Chaque terroriste successif est qualifié de « forcené », ou de « loup solitaire, autoradicalisé », même s’il est fiché et surveillé par les services de renseignement depuis des années.

Cette farce a commencé immédiatement après les attentats du 11 septembre aux Etats-Unis.

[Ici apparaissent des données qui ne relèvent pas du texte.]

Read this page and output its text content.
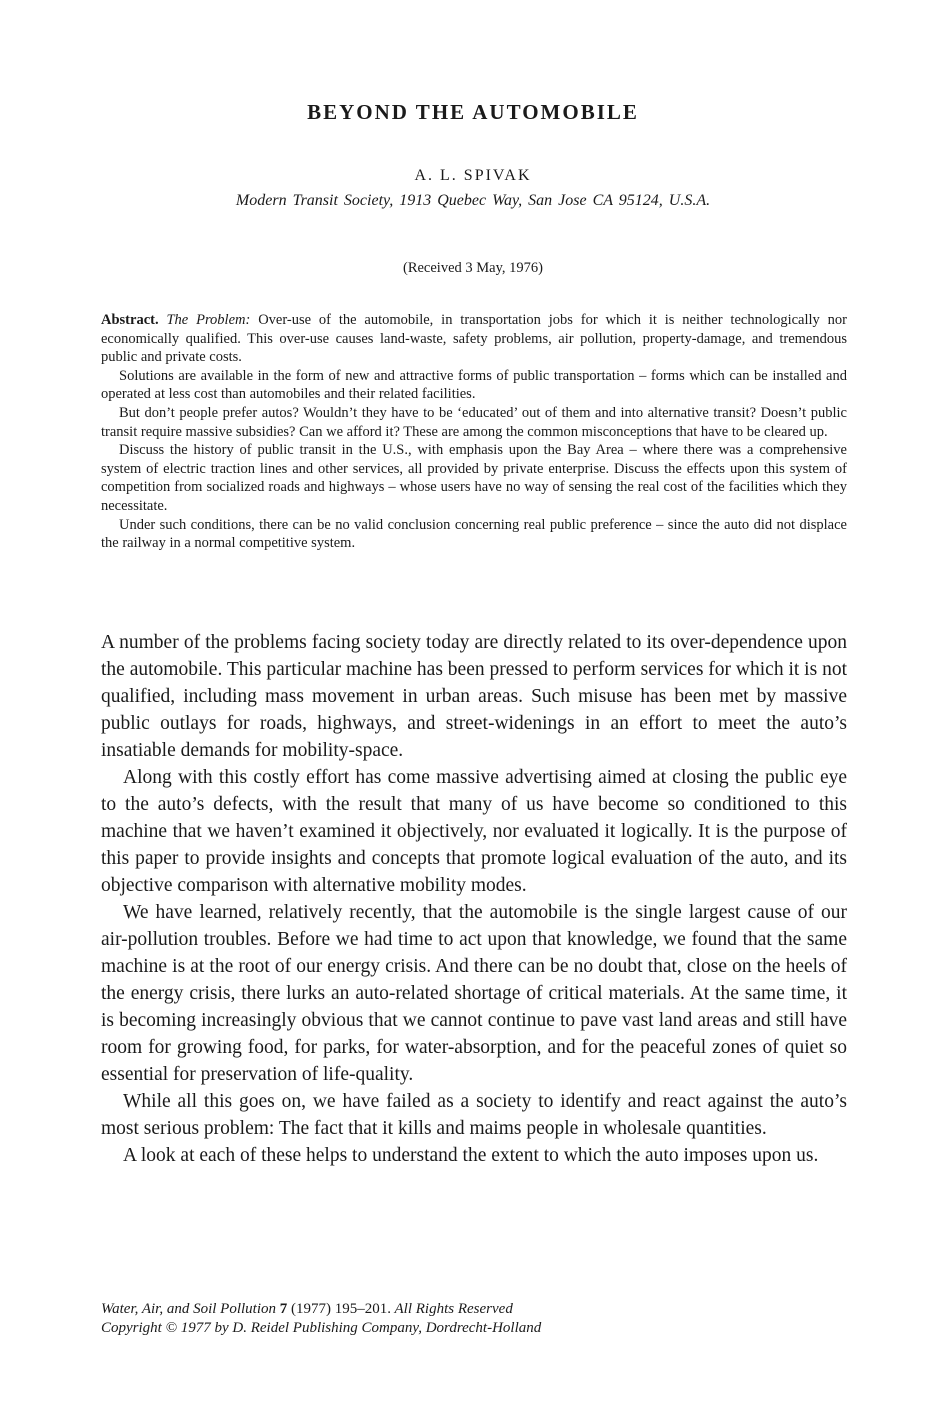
BEYOND THE AUTOMOBILE
A. L. SPIVAK
Modern Transit Society, 1913 Quebec Way, San Jose CA 95124, U.S.A.
(Received 3 May, 1976)

Abstract. The Problem: Over-use of the automobile, in transportation jobs for which it is neither technologically nor economically qualified. This over-use causes land-waste, safety problems, air pollution, property-damage, and tremendous public and private costs.

Solutions are available in the form of new and attractive forms of public transportation – forms which can be installed and operated at less cost than automobiles and their related facilities.

But don’t people prefer autos? Wouldn’t they have to be ‘educated’ out of them and into alternative transit? Doesn’t public transit require massive subsidies? Can we afford it? These are among the common misconceptions that have to be cleared up.

Discuss the history of public transit in the U.S., with emphasis upon the Bay Area – where there was a comprehensive system of electric traction lines and other services, all provided by private enterprise. Discuss the effects upon this system of competition from socialized roads and highways – whose users have no way of sensing the real cost of the facilities which they necessitate.

Under such conditions, there can be no valid conclusion concerning real public preference – since the auto did not displace the railway in a normal competitive system.

A number of the problems facing society today are directly related to its over-dependence upon the automobile. This particular machine has been pressed to perform services for which it is not qualified, including mass movement in urban areas. Such misuse has been met by massive public outlays for roads, highways, and street-widenings in an effort to meet the auto’s insatiable demands for mobility-space.

Along with this costly effort has come massive advertising aimed at closing the public eye to the auto’s defects, with the result that many of us have become so conditioned to this machine that we haven’t examined it objectively, nor evaluated it logically. It is the purpose of this paper to provide insights and concepts that promote logical evaluation of the auto, and its objective comparison with alternative mobility modes.

We have learned, relatively recently, that the automobile is the single largest cause of our air-pollution troubles. Before we had time to act upon that knowledge, we found that the same machine is at the root of our energy crisis. And there can be no doubt that, close on the heels of the energy crisis, there lurks an auto-related shortage of critical materials. At the same time, it is becoming increasingly obvious that we cannot continue to pave vast land areas and still have room for growing food, for parks, for water-absorption, and for the peaceful zones of quiet so essential for preservation of life-quality.

While all this goes on, we have failed as a society to identify and react against the auto’s most serious problem: The fact that it kills and maims people in wholesale quantities.

A look at each of these helps to understand the extent to which the auto imposes upon us.

Water, Air, and Soil Pollution 7 (1977) 195–201. All Rights Reserved
Copyright © 1977 by D. Reidel Publishing Company, Dordrecht-Holland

Dix jours plus tard, le 21 septembre 2001, l’usine AZF à Toulouse était le siège d’une gigantesque explosion, tuant 30 personnes, en blessant des milliers et ravageant des quartiers entiers de la Ville rose. 45 minutes après l’explosion, le procureur annonçait qu’il y avait « 99 % de chances » qu’il s’agisse d’un accident.

Qu’importe la découverte du cadavre portant 4 couches de sous-vêtements d’un travailleur intérimaire lié à des réseaux islamistes qui, quelques heures avant l’explosion, agressait un chauffeur affichant un drapeau américain sur son camion, en mémoire des attentats du 11 septembre, en proclamant : « Vous allez tous sauter »…

Elaborés pendant des années, l’acte d’accusation et le procès n’envisageront que la piste d’un accident industriel (jamais démontré), n’accusant précisément personne, sauf ceux qui suspectaient un attentat – à savoir de nombreux journalistes, 65 % de la population toulousaine, et même le juge antiterroriste Bruguière…

Le ministre des Affaires étrangères Hubert Védrine dévoilera le fond de sa pensée 10 ans plus tard : “C’était une erreur tragique de proclamer, comme l’a fait George W. Bush, la ‘guerre contre le terrorisme’ (formule bizarre, le terrorisme n’étant pas une entité, mais une technique) comme le problème numéro un du monde, et de tout articuler de façon binaire autour de cette seule question. » (Le Monde, 9/9/2011).

Quant au président Chirac, tenu par une cohabitation avec le PS de 1997 à 2002, à la veille d’élections présidentielles, avec une population comprenant 6 à 8 millions de musulmans, il ne pouvait se permettre d’apparaître comme « islamophobe ».

Dès le 18 septembre 2001, Jacques Chirac s’était d’ailleurs rendu à Washington pour ”relayer certaines craintes quant à une riposte trop brutale des Etats-Unis. Le vocabulaire guerrier, voire manichéen, utilisé depuis une semaine par le président Bush, qui a appelé à une « croisade » contre les « faiseurs de mal », inquiète Paris. La France est notamment préoccupée par les risques d’amalgame entre le terrorisme islamiste et l’ensemble du monde musulman et par les risques de déflagration, en particulier au Proche-Orient. Sur CNN, Jacques Chirac a ainsi refusé de parler d’un « choc de civilisations » entre l’Occident chrétien et l’islam. » (Nouvelobs,18/9/2001).

Cette prise de distance à l’égard de la politique américaine s’accentuera lors de l’invasion de l’Irak en 2003.

Il est désolant que ces divergences de politique étrangère – non dénuées de fondements -, se paient d’un déni de la réalité, tant au niveau de l’existence du terrorisme islamiste que de ses causes, déni dont le grand public souffre gravement.